After her rough night, Lillian continued to have a rough morning. She fussed, pushed away food, cried, and slept, fussed, pushed away food, cried, and slept. I worried a little about regression after the great night of sweet potato eating she had previously, but I also kept in mind the feedback I got from Austria when I reported her regression taking the bottle–“children act flexible and so must parents.” And as I’ve told Dave before, Lillian takes after her mama–she’s not a morning girl.
By midday, she finally accepted a few tastes of mango puree and tried drinking some water from a sippy cup with her local feeding therapist. Good but not great. Next she wanted to suck the pacifier, but in an amazing turn of events, she let me pull it out of her mouth every third suck and squirt several drops of milk on it. Over and over throughout her whole bolus feed, which was about 20 minutes, she let me put milk on her pacifier. She seemed to want me to put milk on her pacifier. She watched me do it without any fussing. Tears came to my eyes over the significance of her consent to having milk in her mouth while she sucked, something she has refused to do for months. Even when she has taken a little bit of milk from the bottle recently, it’s with a cleft palette valve so that she can get milk by chomping rather than sucking. But this afternoon, she looked into my eyes calmly and held my hand on her pacifier and seemed to be saying, “I’m giving you my trust now, mom. You’ve stopped trying to force this on me when I didn’t want it, so now I’ll try it. And you’re right, the milk is making me feel better.”

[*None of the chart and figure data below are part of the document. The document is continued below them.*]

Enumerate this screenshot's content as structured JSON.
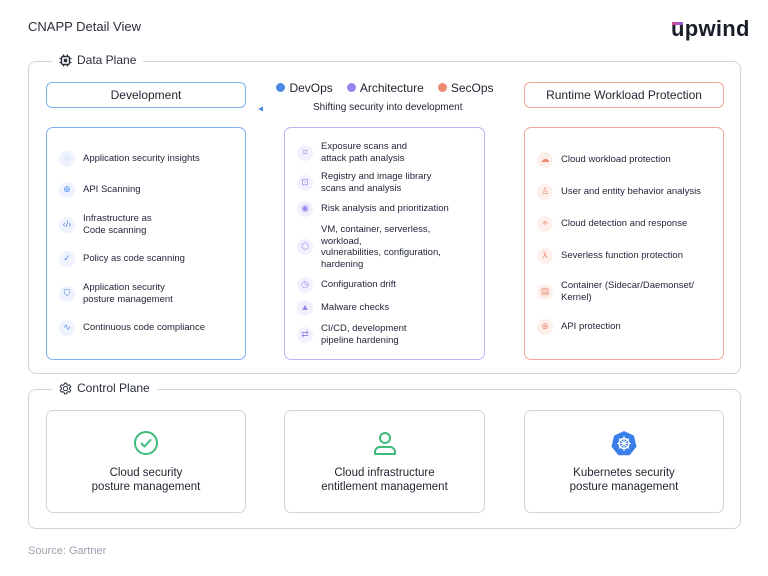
{
  "title": "CNAPP Detail View",
  "logo": "upwind",
  "colors": {
    "devops": "#4d8ae8",
    "architecture": "#9b82ef",
    "secops": "#ef8a74",
    "control_icon": "#3dbb7a"
  },
  "data_plane": {
    "label": "Data Plane",
    "icon": "chip-icon",
    "development_header": "Development",
    "runtime_header": "Runtime Workload Protection",
    "legend": [
      {
        "label": "DevOps",
        "color": "#4d8ae8"
      },
      {
        "label": "Architecture",
        "color": "#9b82ef"
      },
      {
        "label": "SecOps",
        "color": "#ef8a74"
      }
    ],
    "shift_label": "Shifting security into development",
    "development_items": [
      {
        "label": "Application security insights",
        "icon": "lightbulb-icon"
      },
      {
        "label": "API Scanning",
        "icon": "globe-icon"
      },
      {
        "label": "Infrastructure as\nCode scanning",
        "icon": "code-icon"
      },
      {
        "label": "Policy as code scanning",
        "icon": "badge-check-icon"
      },
      {
        "label": "Application security\nposture management",
        "icon": "shield-check-icon"
      },
      {
        "label": "Continuous code compliance",
        "icon": "pulse-icon"
      }
    ],
    "architecture_items": [
      {
        "label": "Exposure scans and\nattack path analysis",
        "icon": "scan-user-icon"
      },
      {
        "label": "Registry and image library\nscans and analysis",
        "icon": "scan-icon"
      },
      {
        "label": "Risk analysis and prioritization",
        "icon": "shield-dot-icon"
      },
      {
        "label": "VM, container, serverless, workload,\nvulnerabilities, configuration,\nhardening",
        "icon": "hexagon-icon"
      },
      {
        "label": "Configuration drift",
        "icon": "clock-icon"
      },
      {
        "label": "Malware checks",
        "icon": "warning-icon"
      },
      {
        "label": "CI/CD, development\npipeline hardening",
        "icon": "arrows-exchange-icon"
      }
    ],
    "runtime_items": [
      {
        "label": "Cloud workload protection",
        "icon": "cloud-icon"
      },
      {
        "label": "User and entity behavior analysis",
        "icon": "user-icon"
      },
      {
        "label": "Cloud detection and response",
        "icon": "crosshair-icon"
      },
      {
        "label": "Severless function protection",
        "icon": "lambda-icon"
      },
      {
        "label": "Container (Sidecar/Daemonset/\nKernel)",
        "icon": "container-icon"
      },
      {
        "label": "API protection",
        "icon": "globe-icon"
      }
    ]
  },
  "control_plane": {
    "label": "Control Plane",
    "icon": "gear-icon",
    "cards": [
      {
        "label": "Cloud security\nposture management",
        "icon": "check-circle-icon"
      },
      {
        "label": "Cloud infrastructure\nentitlement management",
        "icon": "user-icon"
      },
      {
        "label": "Kubernetes security\nposture management",
        "icon": "kubernetes-icon"
      }
    ]
  },
  "source": "Source: Gartner"
}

By evening she was ready to have another go at some sweet potato puree–eating about 2 tablespoons that she shoveled into her mouth herself with her spoon. After that she had some avocado, and then she sucked her paci and let me put milk drops on it throughout the whole next bolus feed. She even chomped on the bottle directly for a little bit. By the end of it, she’d taken about 2/3rds of an ounce of milk. Nothing to your typical five month old, but more than Lillian has taken since she was a month old. I know we still have a long way to go, and it continues to be hard watching Lillian struggle with feelings of hunger she doesn’t fully know how to abate. But when my daughter eats, even a little bit, I feel like a new person, like I might finally be able to put down the hundred pounds of weight pressing down on my shoulders for the last five months.